Saturday, December 15, 2012

Thoughts on The Hobbit in 48 fps/High Frame Rate

Just got out of an opening night screening of The Hobbit in 48fps, the first ever major film to release in this new frame rate format.

It was a fascinating example to watch from a technical standpoint - just seeing what 48 fps is capable of (and how much clearer 3D is as a result) was pretty neat just technically.

Artistically, though, I'd say the results are at best a mixed bag. There are occasions where it works beautifully (eg the 3D clarity during some fight scenes, rain looks pretty awesome), and there is some hero character work that is particularly stunning that all flows together just fine in 48fps... Gollum's Facial Animation!?!?!?!?!?!?!? OMG!!! Amazing.

So while some things worked in 48fps, at the same time the "stunning vistas" are often lost because Matte paintings looks very much like Matte paintings being panned over. It pulls you right out of the movie. The "watching a play" feeling is strange... it's a new vibe and not necessarily bad, and I see this movie as a proof of what can be done and craft that can be honed as the technology progresses. Those speedy pans though are really hard to get used to. You get a great "window in on the scene" action, it's really immersive, and then there is a wide, sweeping or handheld pan that is too fast and has no motion blur and throws you right into the Soap Opera look. The lighting and compositing felt like it was disjointed sometimes, it's hard to put your finger on it. It sortof feels like the 48 fps is so "realistic" that it sometimes pulls you out of the movie experience, which is not great. Other times though, it's much more immersive than 24fps 3D could ever be. The clarity is definitely awesome in those moments. I actually prefer the slow-mo action scenes in 48fps and the dramatic moments... I thought those were generally more effective than the faster pans/cuts.

Summary: Glad I saw it in 48fps. It's really exciting to see huge technological changes like this on such a large blockbuster film, and it's worth supporting the new craft. It's far from perfect, but it shows some interesting promise and a lot of room for directors and filmmakers to use it to their artistic advantage as we all start to understand more about it, and how to optimize visual effects to make best use of it.

3 comments:

Stephen Bowline said...

Mike, just a comment about the matte paintings. I saw the Hobbit at 24fps and thought the matte paintings were embarrassingly bad. They pulled me out, so to speak, and set the stage, for me, what was to become a technical and artistic disaster.

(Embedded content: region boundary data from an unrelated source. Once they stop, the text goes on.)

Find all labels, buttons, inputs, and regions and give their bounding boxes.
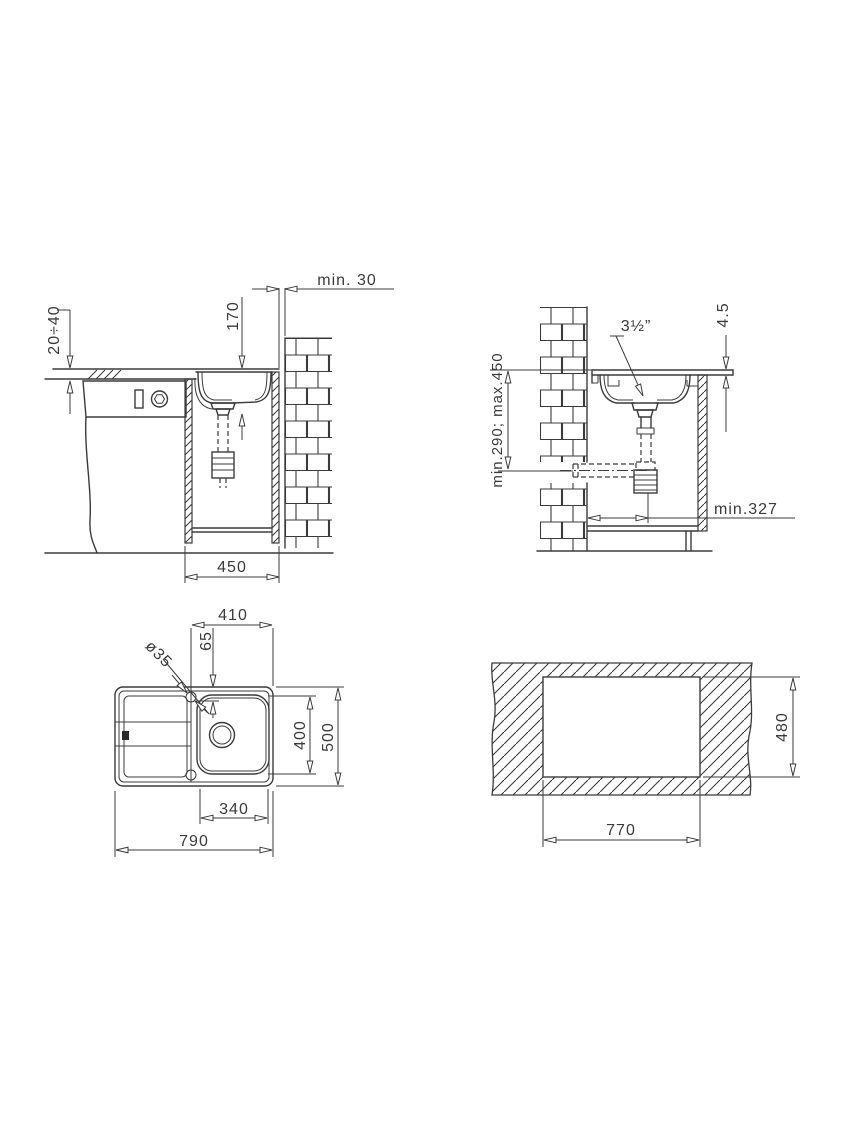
dim-cutout-depth-label: 480: [774, 712, 791, 742]
dim-tap-hole-offset-label: 65: [198, 631, 215, 651]
sink-bowl-side: [600, 375, 690, 417]
dim-bowl-length: 400: [268, 696, 316, 774]
side-section-view: 3½” 4.5 min.290; max.450 min.327: [489, 302, 795, 551]
top-view: 410 65 ø35 400 500: [115, 607, 344, 857]
technical-drawing-page: min. 30 170 20÷40 450: [0, 0, 850, 1129]
fastening-clip-left: [608, 375, 619, 386]
dim-rim-height: 4.5: [715, 302, 732, 432]
dim-bowl-inner-length: 340: [200, 789, 268, 824]
front-section-view: min. 30 170 20÷40 450: [45, 272, 394, 583]
dim-tap-hole-diameter-label: ø35: [142, 638, 176, 672]
dim-sink-width-label: 500: [320, 722, 337, 752]
cutout-view: 480 770: [492, 663, 800, 847]
dim-cabinet-width: 450: [185, 546, 279, 583]
drainer-area: [124, 696, 187, 777]
overflow-pipe: [195, 378, 212, 409]
sink-inner-rim: [119, 691, 269, 782]
dim-bowl-inner-length-label: 340: [219, 801, 249, 818]
dim-drain-wall-distance: min.327: [588, 501, 795, 518]
bowl-drain-inner: [213, 726, 231, 744]
dim-bowl-depth-label: 170: [225, 301, 242, 331]
dim-bowl-zone-width-label: 410: [218, 607, 248, 624]
dim-drain-wall-distance-label: min.327: [714, 501, 778, 518]
drain-elbow: [636, 462, 655, 470]
sink-installation-diagram: min. 30 170 20÷40 450: [0, 0, 850, 1129]
appliance-front: [83, 381, 186, 553]
dim-rim-height-label: 4.5: [715, 302, 732, 327]
cutout-opening: [543, 677, 700, 777]
dim-wall-gap-label: min. 30: [317, 272, 376, 289]
appliance-slot: [135, 390, 143, 408]
dim-bowl-length-label: 400: [292, 720, 309, 750]
dim-cutout-width-label: 770: [606, 822, 636, 839]
channel-drain-mark: [122, 731, 129, 740]
dim-worktop-thickness-label: 20÷40: [46, 305, 63, 354]
sink-rim-side: [592, 370, 733, 386]
brick-wall-side: [540, 307, 587, 551]
sink-bowl-section: [195, 372, 272, 488]
dim-drain-diameter: 3½”: [610, 318, 651, 396]
sink-top-view: [115, 687, 273, 786]
dim-worktop-thickness: 20÷40: [46, 305, 70, 414]
dim-sink-length-label: 790: [179, 833, 209, 850]
appliance-knob: [152, 391, 168, 407]
drain-flange: [211, 403, 235, 409]
drain-coupling: [212, 452, 234, 488]
bowl-outer: [197, 695, 269, 774]
dim-sink-length: 790: [115, 791, 273, 857]
brick-wall: [285, 338, 332, 548]
worktop-section: [45, 369, 279, 379]
dim-drain-diameter-label: 3½”: [621, 318, 652, 335]
dim-drain-outlet-height-label: min.290; max.450: [489, 352, 506, 487]
dim-cabinet-width-label: 450: [217, 559, 247, 576]
siphon-cup: [634, 470, 657, 493]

Nice goiter on the goblin king, though. :)

Stephen Bowline said...
This comment has been removed by the author.
Miss Bayona said...

Wow Stephen. That's quite of a statement. I would love to read a more specific and constructive opinion about these "embarrassing" matte paintings. Although i agree that the 48fps (+stereo) makes their integration quite hard particularly during those panning vistas i can't imagine how that makes them so awful per se. Did you take in account the quality of the plates?, the comp work?, the post grading?, or how much of it is actually not matte painting. These are quite important elements that affect the final outcome of these pieces. Not to mention the time given to do them, the art direction and the ways each vfx house adapts the old craft of matte painting into their pipelines. If you come from the vfx industry then a comment like yours sounds just plain rude and ignorant, if not then you might give it a try at reading more about the subject. I do congratulate the four or five matte artist who pulled such stunning amount of work with all the odds against them. And all the weta team for that tremendous work.